Dementia with Lewy bodies (DLB) is the second most prevalent neurodegenerative
dementia, where an accumulation of aggregated fibrillar
alpha-synuclein in neurons of limbic and forebrain regions of the brain leads to
visual hallucination,
cognitive impairment of a fluctuating nature and extrapyramidal motor disturbances.

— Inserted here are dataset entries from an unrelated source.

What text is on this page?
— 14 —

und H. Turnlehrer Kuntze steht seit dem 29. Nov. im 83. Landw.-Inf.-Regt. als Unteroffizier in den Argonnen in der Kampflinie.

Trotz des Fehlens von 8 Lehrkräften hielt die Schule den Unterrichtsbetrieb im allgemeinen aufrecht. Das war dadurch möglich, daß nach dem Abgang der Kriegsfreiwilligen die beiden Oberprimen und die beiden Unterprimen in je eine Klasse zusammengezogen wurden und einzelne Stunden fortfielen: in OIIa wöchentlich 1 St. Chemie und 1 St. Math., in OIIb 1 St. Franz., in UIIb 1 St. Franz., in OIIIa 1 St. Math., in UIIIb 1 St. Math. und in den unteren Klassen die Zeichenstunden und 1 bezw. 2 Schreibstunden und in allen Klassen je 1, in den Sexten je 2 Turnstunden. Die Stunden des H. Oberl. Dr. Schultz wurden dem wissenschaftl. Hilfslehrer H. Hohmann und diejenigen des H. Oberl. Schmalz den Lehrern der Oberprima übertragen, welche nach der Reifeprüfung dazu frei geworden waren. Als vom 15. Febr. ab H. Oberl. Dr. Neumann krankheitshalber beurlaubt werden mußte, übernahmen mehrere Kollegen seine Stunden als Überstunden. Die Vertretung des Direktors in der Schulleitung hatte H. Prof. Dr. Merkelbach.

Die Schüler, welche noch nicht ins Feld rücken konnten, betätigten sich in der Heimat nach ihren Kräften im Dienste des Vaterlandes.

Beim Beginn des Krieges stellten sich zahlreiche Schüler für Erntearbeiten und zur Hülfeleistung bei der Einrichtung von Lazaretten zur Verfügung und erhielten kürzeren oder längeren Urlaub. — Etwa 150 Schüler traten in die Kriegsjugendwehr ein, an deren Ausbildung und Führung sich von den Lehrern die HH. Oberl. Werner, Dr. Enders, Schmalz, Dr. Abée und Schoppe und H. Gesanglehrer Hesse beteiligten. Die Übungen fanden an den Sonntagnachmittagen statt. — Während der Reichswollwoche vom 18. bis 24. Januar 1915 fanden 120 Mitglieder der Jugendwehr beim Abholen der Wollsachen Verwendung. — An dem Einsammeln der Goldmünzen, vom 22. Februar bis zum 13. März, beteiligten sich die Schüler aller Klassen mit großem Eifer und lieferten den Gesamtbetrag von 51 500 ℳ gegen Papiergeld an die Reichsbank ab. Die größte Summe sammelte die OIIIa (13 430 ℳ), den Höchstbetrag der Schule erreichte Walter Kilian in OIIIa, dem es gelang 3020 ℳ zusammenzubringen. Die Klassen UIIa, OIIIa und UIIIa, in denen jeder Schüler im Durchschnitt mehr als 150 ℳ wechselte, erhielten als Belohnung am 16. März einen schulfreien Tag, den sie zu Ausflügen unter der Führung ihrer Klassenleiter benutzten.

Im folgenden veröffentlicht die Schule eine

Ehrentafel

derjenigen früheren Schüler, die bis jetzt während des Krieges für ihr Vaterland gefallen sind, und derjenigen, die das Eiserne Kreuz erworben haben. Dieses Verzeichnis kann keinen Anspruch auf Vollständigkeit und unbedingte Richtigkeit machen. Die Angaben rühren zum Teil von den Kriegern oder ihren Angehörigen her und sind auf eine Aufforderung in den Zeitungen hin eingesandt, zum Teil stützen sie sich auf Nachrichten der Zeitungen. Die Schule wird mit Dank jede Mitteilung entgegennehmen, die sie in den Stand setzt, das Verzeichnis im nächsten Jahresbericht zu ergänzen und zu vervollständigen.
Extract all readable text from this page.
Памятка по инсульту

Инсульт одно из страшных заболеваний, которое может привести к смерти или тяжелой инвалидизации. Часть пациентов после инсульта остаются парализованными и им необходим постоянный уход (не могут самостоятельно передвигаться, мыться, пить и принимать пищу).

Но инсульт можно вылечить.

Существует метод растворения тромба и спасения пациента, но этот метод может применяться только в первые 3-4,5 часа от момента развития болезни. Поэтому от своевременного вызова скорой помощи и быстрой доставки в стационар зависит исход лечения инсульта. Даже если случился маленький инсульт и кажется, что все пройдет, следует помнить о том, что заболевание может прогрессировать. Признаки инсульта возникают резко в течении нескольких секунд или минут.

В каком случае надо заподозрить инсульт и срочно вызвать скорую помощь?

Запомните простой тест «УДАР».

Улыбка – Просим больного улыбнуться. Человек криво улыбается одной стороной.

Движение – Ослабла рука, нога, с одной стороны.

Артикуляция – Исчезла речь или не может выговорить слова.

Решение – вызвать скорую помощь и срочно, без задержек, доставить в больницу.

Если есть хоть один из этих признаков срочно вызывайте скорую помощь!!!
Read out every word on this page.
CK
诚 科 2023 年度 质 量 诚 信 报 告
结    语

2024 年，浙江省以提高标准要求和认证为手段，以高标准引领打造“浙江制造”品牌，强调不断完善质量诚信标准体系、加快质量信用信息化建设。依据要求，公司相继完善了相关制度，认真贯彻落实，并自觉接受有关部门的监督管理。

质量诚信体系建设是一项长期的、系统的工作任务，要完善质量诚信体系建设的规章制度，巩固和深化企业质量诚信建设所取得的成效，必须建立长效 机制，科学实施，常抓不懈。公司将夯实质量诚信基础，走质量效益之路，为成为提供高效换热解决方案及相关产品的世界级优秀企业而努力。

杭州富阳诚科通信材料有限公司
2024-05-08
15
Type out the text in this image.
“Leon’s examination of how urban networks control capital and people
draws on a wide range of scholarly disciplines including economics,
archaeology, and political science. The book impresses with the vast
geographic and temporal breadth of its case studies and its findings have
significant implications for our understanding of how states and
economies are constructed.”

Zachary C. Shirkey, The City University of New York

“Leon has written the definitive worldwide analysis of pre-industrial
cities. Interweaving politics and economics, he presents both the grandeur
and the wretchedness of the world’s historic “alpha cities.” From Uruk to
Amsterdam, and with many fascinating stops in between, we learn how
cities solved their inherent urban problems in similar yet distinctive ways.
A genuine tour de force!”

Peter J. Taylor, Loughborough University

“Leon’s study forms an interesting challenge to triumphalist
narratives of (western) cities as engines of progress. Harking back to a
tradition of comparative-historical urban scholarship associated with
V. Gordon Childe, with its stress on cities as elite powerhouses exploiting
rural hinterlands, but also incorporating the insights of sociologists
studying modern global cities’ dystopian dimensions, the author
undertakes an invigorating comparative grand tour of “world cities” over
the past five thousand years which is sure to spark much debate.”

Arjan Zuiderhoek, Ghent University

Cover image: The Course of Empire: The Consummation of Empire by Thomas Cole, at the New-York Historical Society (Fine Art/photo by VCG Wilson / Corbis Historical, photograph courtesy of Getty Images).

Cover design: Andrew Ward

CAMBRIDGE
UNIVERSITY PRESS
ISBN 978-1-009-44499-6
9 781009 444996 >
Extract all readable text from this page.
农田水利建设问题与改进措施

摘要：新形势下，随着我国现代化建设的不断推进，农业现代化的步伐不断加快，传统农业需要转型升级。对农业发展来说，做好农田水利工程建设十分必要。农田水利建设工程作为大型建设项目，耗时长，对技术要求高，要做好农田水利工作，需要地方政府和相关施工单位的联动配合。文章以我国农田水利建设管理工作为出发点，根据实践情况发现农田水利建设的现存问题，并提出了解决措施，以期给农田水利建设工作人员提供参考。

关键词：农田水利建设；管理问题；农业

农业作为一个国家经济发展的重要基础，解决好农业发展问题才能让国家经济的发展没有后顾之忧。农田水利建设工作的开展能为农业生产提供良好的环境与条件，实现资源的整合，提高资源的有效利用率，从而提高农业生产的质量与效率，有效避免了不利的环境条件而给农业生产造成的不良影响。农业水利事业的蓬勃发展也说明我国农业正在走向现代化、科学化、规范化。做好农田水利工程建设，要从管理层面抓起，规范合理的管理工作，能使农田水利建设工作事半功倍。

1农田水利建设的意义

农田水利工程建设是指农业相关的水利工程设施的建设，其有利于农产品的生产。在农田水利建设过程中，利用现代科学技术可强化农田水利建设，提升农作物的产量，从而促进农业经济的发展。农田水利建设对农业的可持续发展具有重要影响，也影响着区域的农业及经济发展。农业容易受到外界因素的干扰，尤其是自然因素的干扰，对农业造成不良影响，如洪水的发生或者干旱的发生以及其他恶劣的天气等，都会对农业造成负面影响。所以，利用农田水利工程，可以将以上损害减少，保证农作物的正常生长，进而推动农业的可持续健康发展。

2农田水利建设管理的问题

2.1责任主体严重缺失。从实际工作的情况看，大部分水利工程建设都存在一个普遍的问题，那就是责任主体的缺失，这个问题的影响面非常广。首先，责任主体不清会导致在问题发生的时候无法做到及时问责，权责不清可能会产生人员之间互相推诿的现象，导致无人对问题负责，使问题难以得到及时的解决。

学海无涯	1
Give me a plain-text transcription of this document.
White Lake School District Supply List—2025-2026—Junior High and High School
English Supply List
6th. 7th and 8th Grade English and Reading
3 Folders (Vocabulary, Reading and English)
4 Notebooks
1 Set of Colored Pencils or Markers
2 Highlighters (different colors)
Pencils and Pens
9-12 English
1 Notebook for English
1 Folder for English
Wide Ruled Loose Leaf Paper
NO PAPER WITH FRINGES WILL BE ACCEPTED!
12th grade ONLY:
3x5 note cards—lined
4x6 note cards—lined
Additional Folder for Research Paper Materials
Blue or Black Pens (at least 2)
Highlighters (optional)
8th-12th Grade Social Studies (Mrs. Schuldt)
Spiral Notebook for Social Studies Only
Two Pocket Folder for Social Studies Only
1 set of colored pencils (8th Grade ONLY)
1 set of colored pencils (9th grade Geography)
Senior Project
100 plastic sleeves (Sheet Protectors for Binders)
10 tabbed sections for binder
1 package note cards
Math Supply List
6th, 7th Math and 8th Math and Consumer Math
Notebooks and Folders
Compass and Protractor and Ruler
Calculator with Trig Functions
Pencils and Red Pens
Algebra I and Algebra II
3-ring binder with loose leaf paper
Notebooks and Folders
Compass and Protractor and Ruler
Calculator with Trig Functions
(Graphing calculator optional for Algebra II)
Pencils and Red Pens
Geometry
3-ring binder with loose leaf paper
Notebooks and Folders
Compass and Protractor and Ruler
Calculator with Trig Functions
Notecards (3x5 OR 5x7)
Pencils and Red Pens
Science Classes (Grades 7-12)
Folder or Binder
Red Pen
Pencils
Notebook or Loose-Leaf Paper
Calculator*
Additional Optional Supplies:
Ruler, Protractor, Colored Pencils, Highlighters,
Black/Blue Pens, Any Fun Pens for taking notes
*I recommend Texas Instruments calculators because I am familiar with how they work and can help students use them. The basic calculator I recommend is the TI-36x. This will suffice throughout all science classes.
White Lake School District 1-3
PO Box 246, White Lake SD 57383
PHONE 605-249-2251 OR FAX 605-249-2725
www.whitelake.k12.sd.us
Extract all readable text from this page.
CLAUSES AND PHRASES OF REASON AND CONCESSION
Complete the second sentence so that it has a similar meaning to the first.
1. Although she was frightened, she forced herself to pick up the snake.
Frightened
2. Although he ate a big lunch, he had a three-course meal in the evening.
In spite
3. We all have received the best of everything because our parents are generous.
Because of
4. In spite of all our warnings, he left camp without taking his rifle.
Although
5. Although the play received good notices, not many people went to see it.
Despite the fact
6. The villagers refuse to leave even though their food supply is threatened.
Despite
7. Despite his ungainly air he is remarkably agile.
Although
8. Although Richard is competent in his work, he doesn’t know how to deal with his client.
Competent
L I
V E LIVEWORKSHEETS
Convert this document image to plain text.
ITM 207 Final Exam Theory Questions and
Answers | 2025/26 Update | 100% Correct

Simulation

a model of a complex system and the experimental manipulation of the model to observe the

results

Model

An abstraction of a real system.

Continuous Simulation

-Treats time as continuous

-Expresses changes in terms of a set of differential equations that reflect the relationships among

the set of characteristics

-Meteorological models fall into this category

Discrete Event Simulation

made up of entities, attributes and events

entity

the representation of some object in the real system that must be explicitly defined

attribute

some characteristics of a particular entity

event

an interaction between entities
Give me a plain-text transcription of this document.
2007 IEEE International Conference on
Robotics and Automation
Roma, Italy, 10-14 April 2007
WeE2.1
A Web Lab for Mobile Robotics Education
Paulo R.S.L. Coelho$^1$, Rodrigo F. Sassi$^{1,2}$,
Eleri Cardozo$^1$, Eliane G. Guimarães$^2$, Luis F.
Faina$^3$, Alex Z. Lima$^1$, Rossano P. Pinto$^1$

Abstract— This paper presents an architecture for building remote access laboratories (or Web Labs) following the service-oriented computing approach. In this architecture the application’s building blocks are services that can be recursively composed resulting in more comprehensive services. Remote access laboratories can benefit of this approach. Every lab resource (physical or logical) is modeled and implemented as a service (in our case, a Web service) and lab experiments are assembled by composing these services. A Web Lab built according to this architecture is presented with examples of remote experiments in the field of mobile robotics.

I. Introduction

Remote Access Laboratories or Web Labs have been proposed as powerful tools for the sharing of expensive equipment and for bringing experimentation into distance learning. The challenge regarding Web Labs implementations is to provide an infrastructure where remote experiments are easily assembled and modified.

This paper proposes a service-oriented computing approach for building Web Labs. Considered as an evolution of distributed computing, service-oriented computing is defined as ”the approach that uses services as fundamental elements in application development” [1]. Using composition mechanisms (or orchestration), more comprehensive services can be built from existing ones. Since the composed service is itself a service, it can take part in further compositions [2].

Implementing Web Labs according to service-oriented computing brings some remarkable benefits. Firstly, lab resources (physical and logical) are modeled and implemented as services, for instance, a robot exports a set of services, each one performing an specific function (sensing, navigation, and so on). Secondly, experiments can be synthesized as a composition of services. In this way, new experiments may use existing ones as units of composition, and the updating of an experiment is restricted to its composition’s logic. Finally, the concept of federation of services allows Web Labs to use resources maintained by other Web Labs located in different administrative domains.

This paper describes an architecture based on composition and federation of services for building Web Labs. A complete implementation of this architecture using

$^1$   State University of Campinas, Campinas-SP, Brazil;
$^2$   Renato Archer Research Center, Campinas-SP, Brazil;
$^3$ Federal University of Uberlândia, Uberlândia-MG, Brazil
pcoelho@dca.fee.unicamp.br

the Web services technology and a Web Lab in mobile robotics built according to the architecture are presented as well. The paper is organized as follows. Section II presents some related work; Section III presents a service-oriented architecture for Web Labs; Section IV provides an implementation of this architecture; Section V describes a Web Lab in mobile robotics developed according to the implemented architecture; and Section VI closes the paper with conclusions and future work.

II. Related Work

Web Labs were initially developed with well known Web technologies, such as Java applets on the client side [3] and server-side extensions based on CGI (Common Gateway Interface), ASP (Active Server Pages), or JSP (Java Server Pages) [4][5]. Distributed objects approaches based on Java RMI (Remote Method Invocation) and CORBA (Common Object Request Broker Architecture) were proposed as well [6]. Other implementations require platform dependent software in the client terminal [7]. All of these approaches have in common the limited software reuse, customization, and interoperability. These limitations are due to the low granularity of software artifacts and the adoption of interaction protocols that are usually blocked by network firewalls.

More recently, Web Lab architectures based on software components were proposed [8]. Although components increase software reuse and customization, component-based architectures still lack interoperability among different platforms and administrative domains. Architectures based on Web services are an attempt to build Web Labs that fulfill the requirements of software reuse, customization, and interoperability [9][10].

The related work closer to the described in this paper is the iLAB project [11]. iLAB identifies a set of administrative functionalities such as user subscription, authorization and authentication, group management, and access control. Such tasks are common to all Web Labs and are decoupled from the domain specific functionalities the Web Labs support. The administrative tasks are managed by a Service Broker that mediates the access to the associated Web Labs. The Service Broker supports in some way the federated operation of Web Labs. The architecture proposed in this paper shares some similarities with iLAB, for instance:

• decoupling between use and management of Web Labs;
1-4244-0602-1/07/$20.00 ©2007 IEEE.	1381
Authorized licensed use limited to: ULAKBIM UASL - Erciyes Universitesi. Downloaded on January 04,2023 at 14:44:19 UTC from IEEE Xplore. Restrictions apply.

Beta-synuclein counteracts aggregation of
alpha-synuclein in vitro and in animal models, however it is not clear whether this effect occurs in human
Lewy body dementia (LBD) diseases. Here we examine expression of alpha-,
beta-synuclein and autophagy markers in the frontal cortex (BA9) and occipital cortex (BA18-19) of patients with neuropathologically confirmed DLB/LBD and age-matched controls. We provide evidence for neuronal upregulation of
beta-synuclein within the frontal cortex and its decrease in occipital cortex of DLB patients. While
beta-synuclein-containing neurons were consistently devoid of oligomeric
alpha-synuclein in the frontal cortex, we did not observe an overall correlation between total
beta-synuclein and 5G4 levels (marker of oligomeric
alpha-synuclein). The autophagy markers LC3-II and p62 were increased in the areas of
beta-synuclein upregulation in DLB brains, and we show attenuation of autophagy flux when
beta-synuclein is overexpressed in vitro. Altogether, this data suggests that
beta-synuclein changes in DLB may exacerbate neuronal dysfunction caused by accumulation of
alpha-synuclein by influencing protein degradation pathways; this should be taken into consideration when designing therapeutic strategies aimed to decrease
alpha-synuclein burden in Lewy body diseases.